Postscript: I’ve spent a lot of time over the past couple of years examining my stance on Common Core in terms of the No True Scotsman fallacy. I do that in part because as a liberal blogger throughout the aughts I marveled at how quickly “conservatives” branded George W. Bush as not a true conservative when Bush became toxic following Hurricane Katrina, exploding deficits, the debacle that was Iraq and more. And how, indeed, today’s conservatives have to cast back to Reagan — and not even the real Reagan, but an imaginary version — to find a true conservative icon. The joke among my set was “Conservatism cannot fail, it can only be failed.”

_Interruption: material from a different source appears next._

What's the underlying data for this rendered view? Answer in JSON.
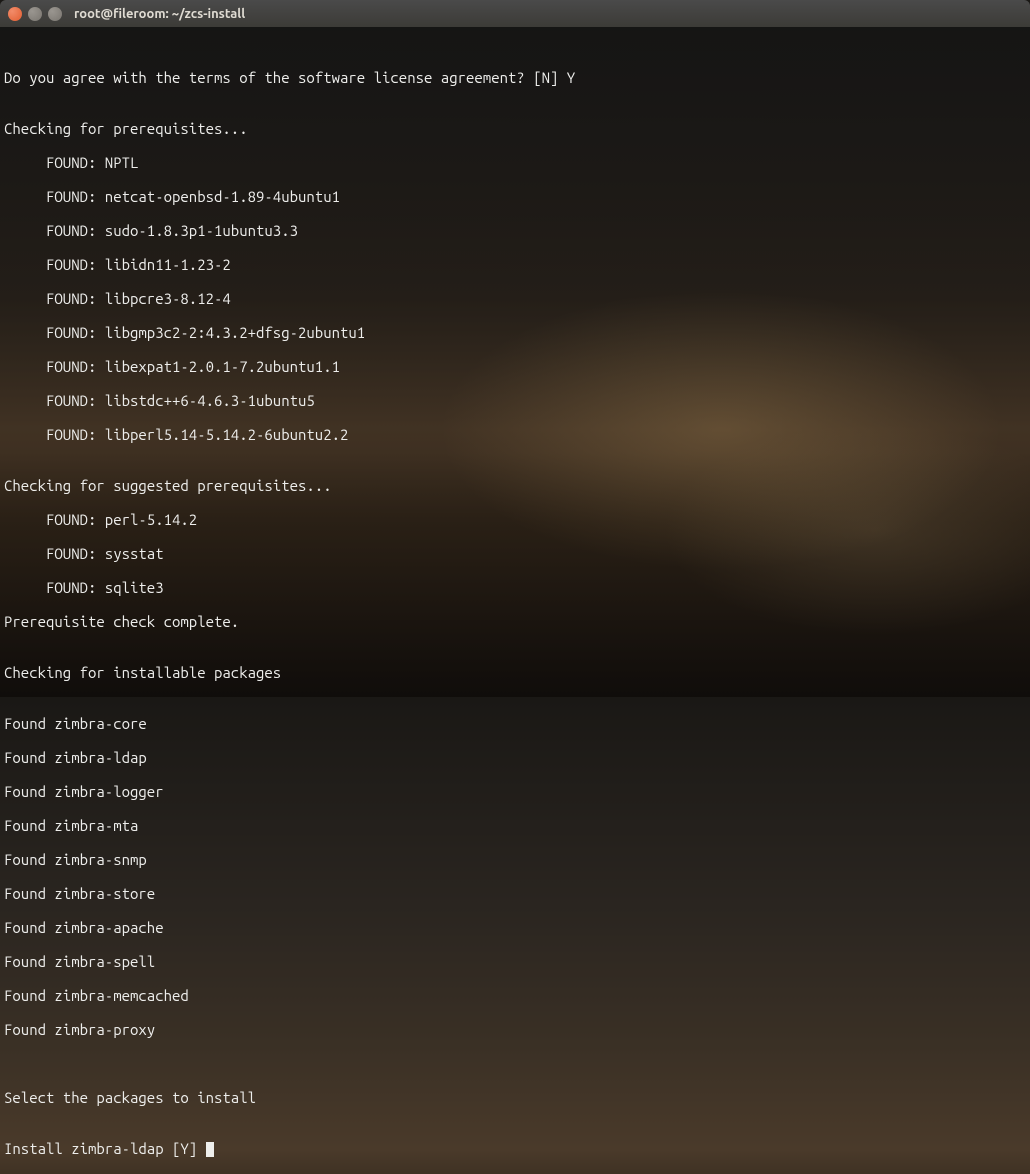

In other words, I wonder if I am suffering the same failure, thinking the Common Core cannot fail, it can only be failed. I worry that I can’t acknowledge the faults in the standards themselves and instead only blame others: the testing industry, stupid critics who haven’t read the standards, Bill Gates, even Reagan his own self for that matter. I don’t think so. Aside from my reservations noted above, I can’t put my finger on anything wrong or even really missing from the standards. But go ahead — prove me wrong in the comments.